Judge queries bank’s stance on mortgage rate hikes

The Financial Services Ombudsman has been told by the High Court to look again at Danske Bank’s decision to hike its variable interest mortgage rates to more than 4% when ECB rates had plunged to almost zero.

The ombudsman had thrown out a complaint by a couple in north Dublin that the bank had acted wrongly in increasing interest rates on six buy-to-let investment mortgages and the couple’s family home mortgage at a time when rates had fallen to historically low levels.

Mr Justice Gerard Hogan yesterday ruled as ambiguous a clause in Danske Bank’s terms and conditions which stated that rates of interest would be altered in response to market conditions.

The judge said Kenneth and Donna Millar, of Strand Rd, Portmarnock, Dublin, have seven mortgage accounts with Danske, all of which were being serviced and none of which was in arrears.

Their complaint related to the manner in which Danske purported to increase the rate under the terms and conditions that applied to the mortgages, and the ombudsman had found the bank had acted in accordance with those conditions.

Judge Hogan said interest rates had fallen since the onset of the global financial crisis in 2008, save for a brief period in 2011 when interest rates had twice been raised by the ECB.

This decline in interest rates had been especially marked within the eurozone since the latter months of 2011 as the future of the currency had seemed in doubt.

He said the gist of the complaint by the Millars, who had represented themselves in court, was that the bank had allowed its variable interest rate to increase as rates within the eurozone had fallen dramatically.

In November 2011, Danske had increased its rate by almost 1%, and since then, that rate had remained at just over 4%. In the meantime, the ECB rate had plunged to almost zero.

The Millars had complained about the increase, but Danske had defended its decision to raise its rate on the basis that, as it did not receive any ECB funding, the ECB’s rate cuts were irrelevant to the bank.

In December 2013, the ombudsman had rejected the couple’s complaint on the basis that the bank’s only obligation was to alter the rate in response to “market conditions” and not “in line with general market interest rates”.

Judge Hogan said the resolution of the issue before the court once again raised the fundamental question of what the true role of the ombudsman was and if the court should defer to the ombudsman on the question of contract law.

He said that it was never the intention of the Oireachtas that a complainant should be disadvantaged by electing to make a complaint to the ombudsman rather than by proceeding in the ordinary courts.

It would be inappropriate for the court to defer to the ombudsman on the issues of contract law and only interfere if the interpretation of the contract was somehow unreasonable or irrational.
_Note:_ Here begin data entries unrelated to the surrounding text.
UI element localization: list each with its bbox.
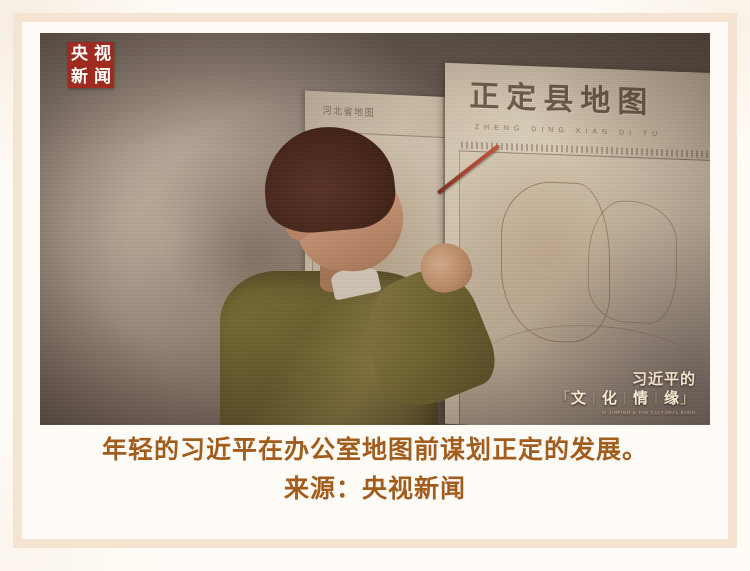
logo-char-yang: 央 — [71, 45, 88, 62]
watermark-char-wen: 文 — [571, 390, 587, 407]
logo-char-wen: 闻 — [94, 68, 111, 85]
page-root: 河北省地图 正定县地图 ZHENG DING XIAN DI TU — [0, 0, 750, 571]
caption-line-2: 来源：央视新闻 — [40, 470, 710, 510]
logo-char-xin: 新 — [71, 68, 88, 85]
watermark-title: 习近平的 — [555, 371, 696, 388]
news-photo: 河北省地图 正定县地图 ZHENG DING XIAN DI TU — [40, 33, 710, 425]
logo-char-shi: 视 — [94, 45, 111, 62]
watermark-sep-3: ｜ — [649, 392, 664, 406]
wall-map-zhengding-title: 正定县地图 — [470, 71, 655, 122]
caption-block: 年轻的习近平在办公室地图前谋划正定的发展。 来源：央视新闻 — [40, 432, 710, 510]
watermark-char-hua: 化 — [602, 390, 618, 407]
watermark-char-qing: 情 — [633, 390, 649, 407]
watermark-latin-strap: XI JINPING & THE CULTURAL BOND — [555, 410, 696, 416]
pointer-stick — [437, 145, 500, 195]
watermark-subtitle: 「文｜化｜情｜缘」 — [555, 390, 696, 407]
watermark-sep-1: ｜ — [587, 392, 602, 406]
county-outline-secondary — [588, 200, 677, 326]
watermark-char-yuan: 缘 — [664, 390, 680, 407]
subject-figure — [214, 127, 509, 425]
watermark-sep-2: ｜ — [618, 392, 633, 406]
cctv-news-logo: 央 视 新 闻 — [68, 42, 114, 88]
subject-hair — [260, 122, 398, 237]
program-watermark: 习近平的 「文｜化｜情｜缘」 XI JINPING & THE CULTURAL… — [555, 371, 696, 415]
caption-line-1: 年轻的习近平在办公室地图前谋划正定的发展。 — [40, 432, 710, 470]
watermark-bracket-open: 「 — [555, 390, 571, 407]
wall-map-hebei-title: 河北省地图 — [322, 103, 375, 120]
watermark-bracket-close: 」 — [680, 390, 696, 407]
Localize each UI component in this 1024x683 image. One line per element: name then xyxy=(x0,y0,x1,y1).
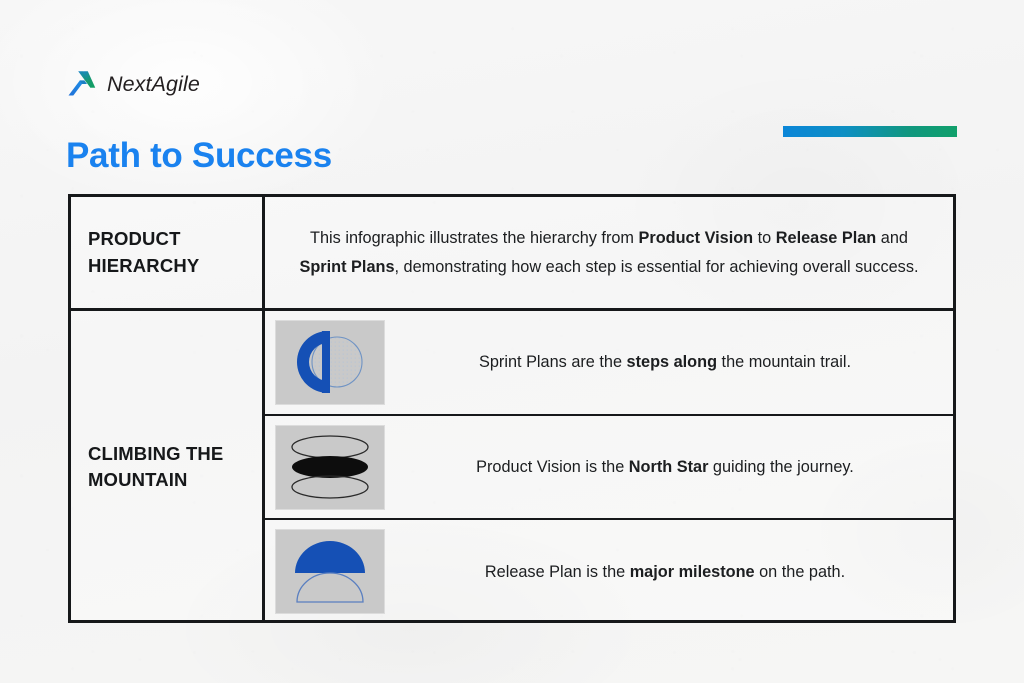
group-label-climbing: CLIMBING THEMOUNTAIN xyxy=(88,441,223,494)
crescent-circle-icon xyxy=(282,325,378,399)
row-label-cell-product-hierarchy: PRODUCTHIERARCHY xyxy=(71,197,265,308)
row-description-cell-product-hierarchy: This infographic illustrates the hierarc… xyxy=(265,197,953,308)
group-label-cell-climbing: CLIMBING THEMOUNTAIN xyxy=(71,311,265,623)
row-description-cell: Release Plan is the major milestone on t… xyxy=(395,559,953,585)
accent-bar xyxy=(783,126,957,137)
infographic-table: PRODUCTHIERARCHY This infographic illust… xyxy=(68,194,956,623)
icon-tile xyxy=(275,529,385,614)
row-description-product-hierarchy: This infographic illustrates the hierarc… xyxy=(286,224,932,280)
page-title: Path to Success xyxy=(66,136,332,176)
group-rows-climbing: Sprint Plans are the steps along the mou… xyxy=(265,311,953,623)
icon-cell xyxy=(265,529,395,614)
icon-cell xyxy=(265,320,395,405)
stacked-ellipses-icon xyxy=(282,430,378,504)
row-description: Product Vision is the North Star guiding… xyxy=(476,454,854,480)
table-row: Sprint Plans are the steps along the mou… xyxy=(265,311,953,414)
infographic-page: NextAgile Path to Success PRODUCTHIERARC… xyxy=(0,0,1024,683)
table-group-climbing-the-mountain: CLIMBING THEMOUNTAIN xyxy=(71,311,953,623)
table-row: Product Vision is the North Star guiding… xyxy=(265,414,953,519)
row-description-cell: Product Vision is the North Star guiding… xyxy=(395,454,953,480)
row-description: Release Plan is the major milestone on t… xyxy=(485,559,845,585)
row-label-product-hierarchy: PRODUCTHIERARCHY xyxy=(88,226,199,279)
table-row: Release Plan is the major milestone on t… xyxy=(265,518,953,623)
row-description-cell: Sprint Plans are the steps along the mou… xyxy=(395,349,953,375)
icon-tile xyxy=(275,320,385,405)
brand-name: NextAgile xyxy=(107,72,200,97)
icon-tile xyxy=(275,425,385,510)
brand-logo: NextAgile xyxy=(66,68,200,100)
dome-semicircle-icon xyxy=(282,535,378,609)
table-row-product-hierarchy: PRODUCTHIERARCHY This infographic illust… xyxy=(71,197,953,311)
row-description: Sprint Plans are the steps along the mou… xyxy=(479,349,851,375)
nextagile-arrow-logo-icon xyxy=(66,68,98,100)
icon-cell xyxy=(265,425,395,510)
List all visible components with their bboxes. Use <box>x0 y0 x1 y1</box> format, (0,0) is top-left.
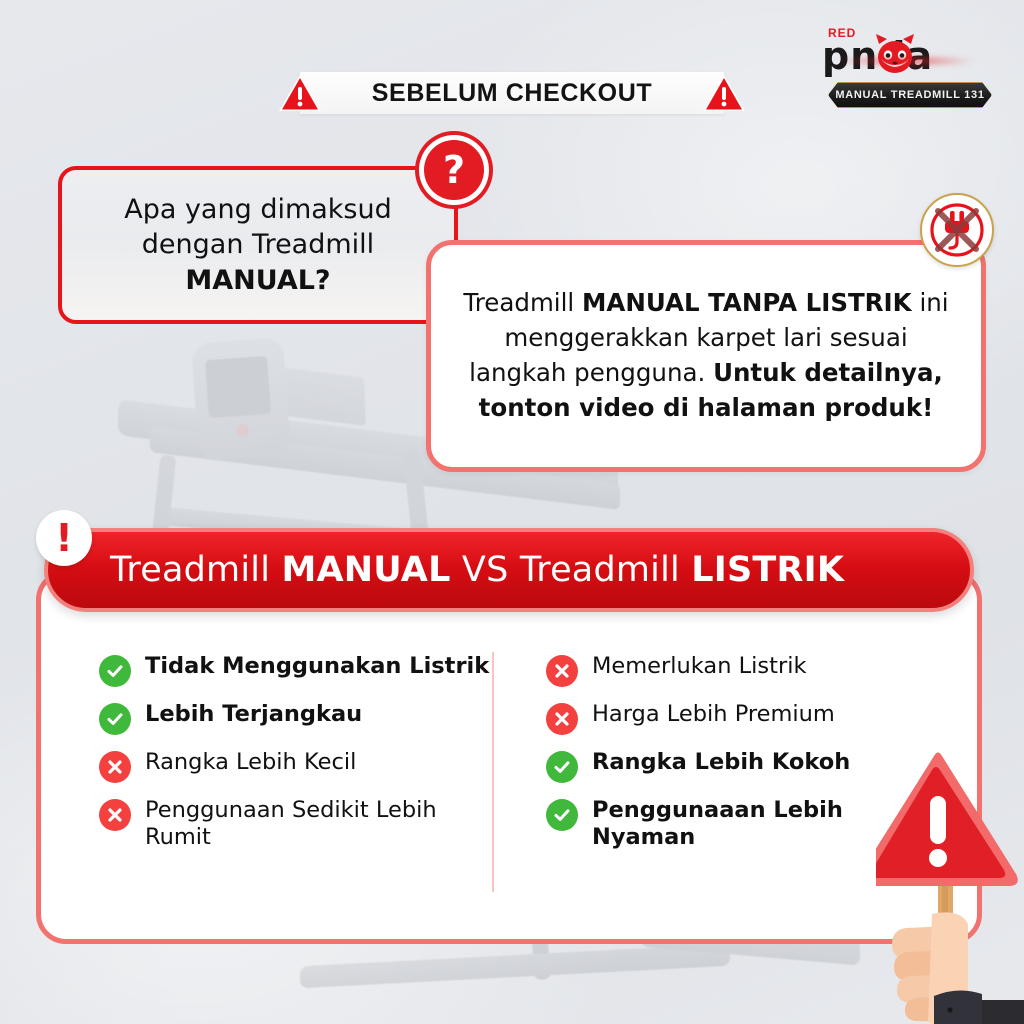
comparison-item-label: Tidak Menggunakan Listrik <box>145 653 489 680</box>
comparison-item: Memerlukan Listrik <box>546 653 949 687</box>
versus-seg-4: LISTRIK <box>691 550 844 590</box>
comparison-item-label: Rangka Lebih Kokoh <box>592 749 850 776</box>
answer-seg-2: MANUAL TANPA LISTRIK <box>582 288 912 317</box>
column-divider <box>492 652 494 892</box>
cross-circle-icon <box>99 751 131 783</box>
comparison-item: Harga Lebih Premium <box>546 701 949 735</box>
comparison-card: Tidak Menggunakan ListrikLebih Terjangka… <box>36 570 982 944</box>
versus-seg-3: VS Treadmill <box>451 550 692 590</box>
cross-circle-icon <box>99 799 131 831</box>
brand-logo: RED pnda MANUAL TREADMILL 131 <box>814 28 1006 108</box>
question-mark-icon: ? <box>443 151 465 189</box>
comparison-item-label: Harga Lebih Premium <box>592 701 835 728</box>
comparison-item-label: Memerlukan Listrik <box>592 653 806 680</box>
comparison-item-label: Lebih Terjangkau <box>145 701 362 728</box>
comparison-column-manual: Tidak Menggunakan ListrikLebih Terjangka… <box>51 653 520 943</box>
answer-seg-1: Treadmill <box>463 288 582 317</box>
product-badge: MANUAL TREADMILL 131 <box>828 82 992 108</box>
cross-circle-icon <box>546 703 578 735</box>
infographic-canvas: SEBELUM CHECKOUT RED pnda <box>0 0 1024 1024</box>
check-circle-icon <box>99 655 131 687</box>
answer-card: Treadmill MANUAL TANPA LISTRIK ini mengg… <box>426 240 986 472</box>
header-title: SEBELUM CHECKOUT <box>372 79 652 108</box>
check-circle-icon <box>99 703 131 735</box>
exclamation-icon: ! <box>55 519 72 557</box>
product-badge-label: MANUAL TREADMILL 131 <box>835 89 984 101</box>
versus-title: Treadmill MANUAL VS Treadmill LISTRIK <box>110 550 844 590</box>
comparison-item: Lebih Terjangkau <box>99 701 502 735</box>
question-text: Apa yang dimaksud dengan Treadmill MANUA… <box>124 192 392 299</box>
comparison-columns: Tidak Menggunakan ListrikLebih Terjangka… <box>41 653 977 943</box>
warning-triangle-icon <box>278 73 322 113</box>
question-card: Apa yang dimaksud dengan Treadmill MANUA… <box>58 166 458 324</box>
no-electricity-badge <box>920 193 994 267</box>
exclamation-badge: ! <box>36 510 92 566</box>
check-circle-icon <box>546 799 578 831</box>
question-line-1: Apa yang dimaksud <box>124 194 392 225</box>
no-electricity-plug-icon <box>926 199 988 261</box>
header-banner: SEBELUM CHECKOUT <box>300 72 724 114</box>
question-line-3: MANUAL? <box>185 265 330 296</box>
comparison-item: Tidak Menggunakan Listrik <box>99 653 502 687</box>
hand-holding-warning-sign-icon <box>876 748 1024 1024</box>
cross-circle-icon <box>546 655 578 687</box>
logo-badge-glow <box>836 56 976 66</box>
comparison-item-label: Rangka Lebih Kecil <box>145 749 356 776</box>
comparison-item-label: Penggunaan Sedikit Lebih Rumit <box>145 797 502 852</box>
red-panda-face-icon <box>872 32 918 78</box>
question-mark-badge: ? <box>424 140 484 200</box>
question-line-2: dengan Treadmill <box>142 229 374 260</box>
warning-triangle-icon <box>702 73 746 113</box>
answer-text: Treadmill MANUAL TANPA LISTRIK ini mengg… <box>431 286 981 425</box>
versus-seg-2: MANUAL <box>281 550 450 590</box>
versus-banner: Treadmill MANUAL VS Treadmill LISTRIK <box>44 528 974 612</box>
comparison-item: Penggunaan Sedikit Lebih Rumit <box>99 797 502 852</box>
versus-seg-1: Treadmill <box>110 550 281 590</box>
comparison-item: Rangka Lebih Kecil <box>99 749 502 783</box>
check-circle-icon <box>546 751 578 783</box>
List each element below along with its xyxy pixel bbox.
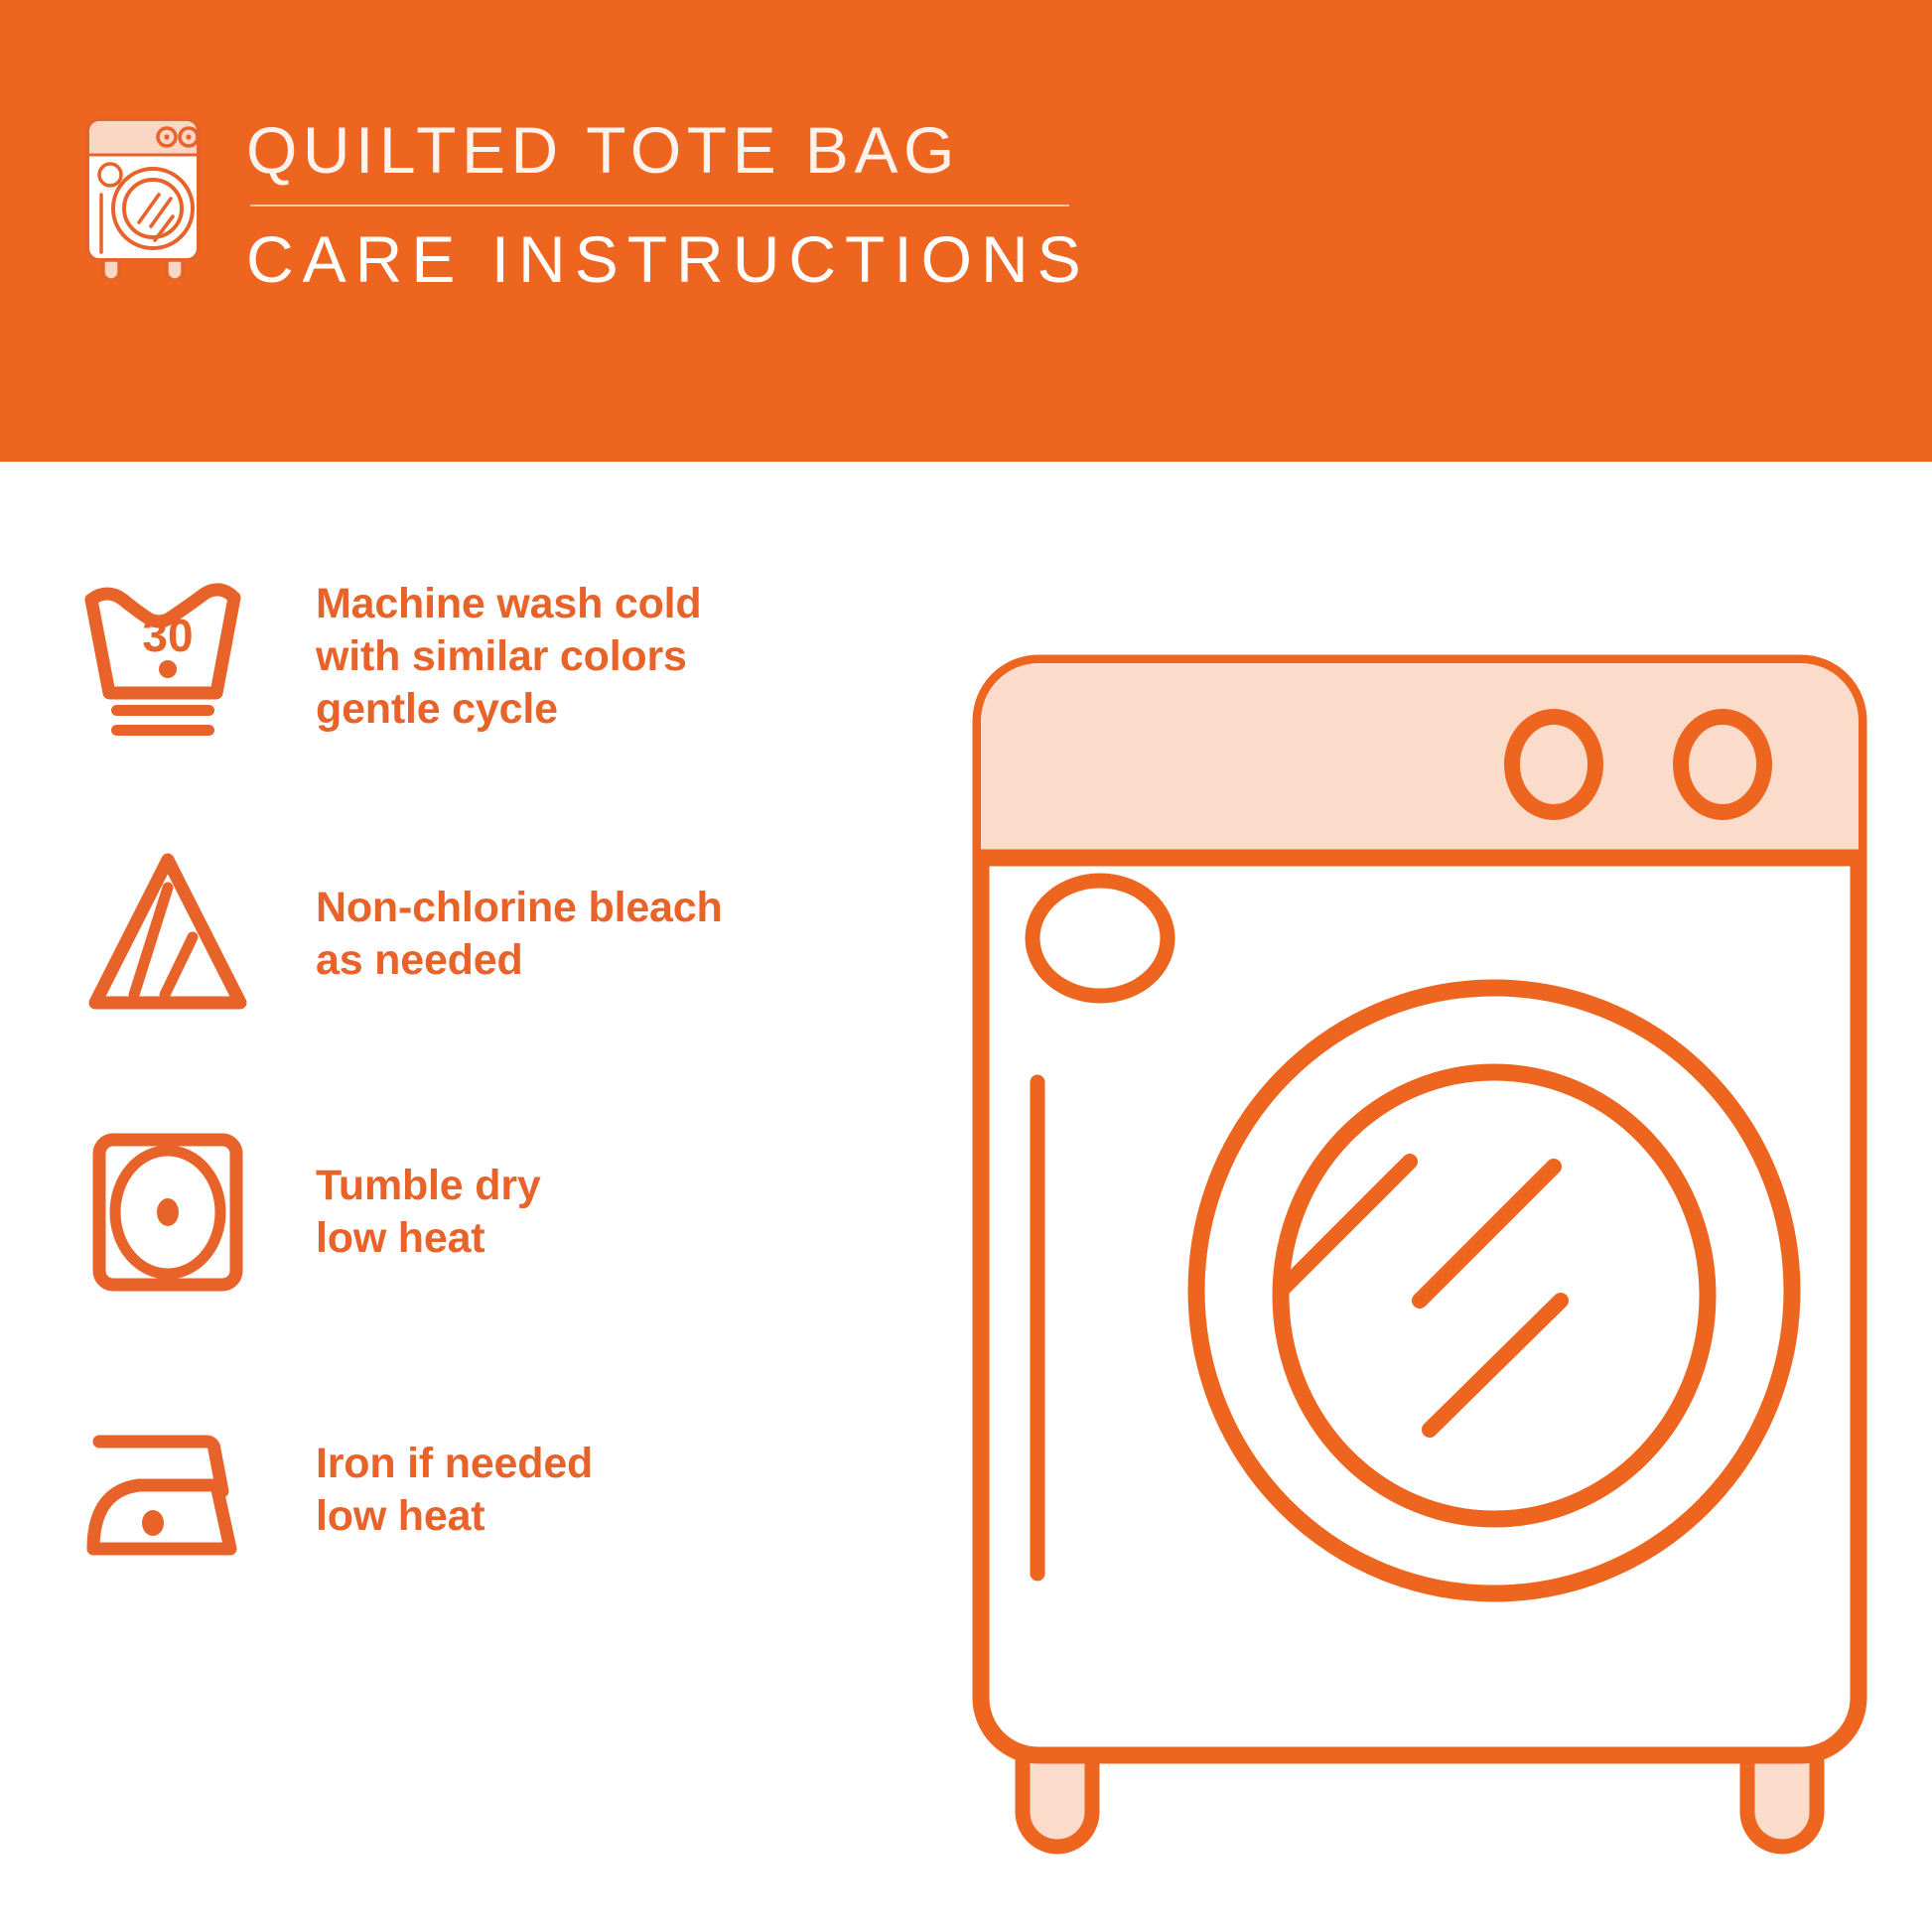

He said that Mr Justice Barr in 1994 had forcefully made the point that statutory interpretation was solely a matter for the courts and no other body had authority to usurp the power of the court in performing that function.

Judge Hogan said the ombudsman erred in concluding that the words “in response to market conditions” were clear when they were not and the ombudsman’s decision could not be allowed to stand.

He set aside the decision and remitted the matter to the ombudsman for a fresh determination of the complaint “in a manner not inconsistent with this judgment”.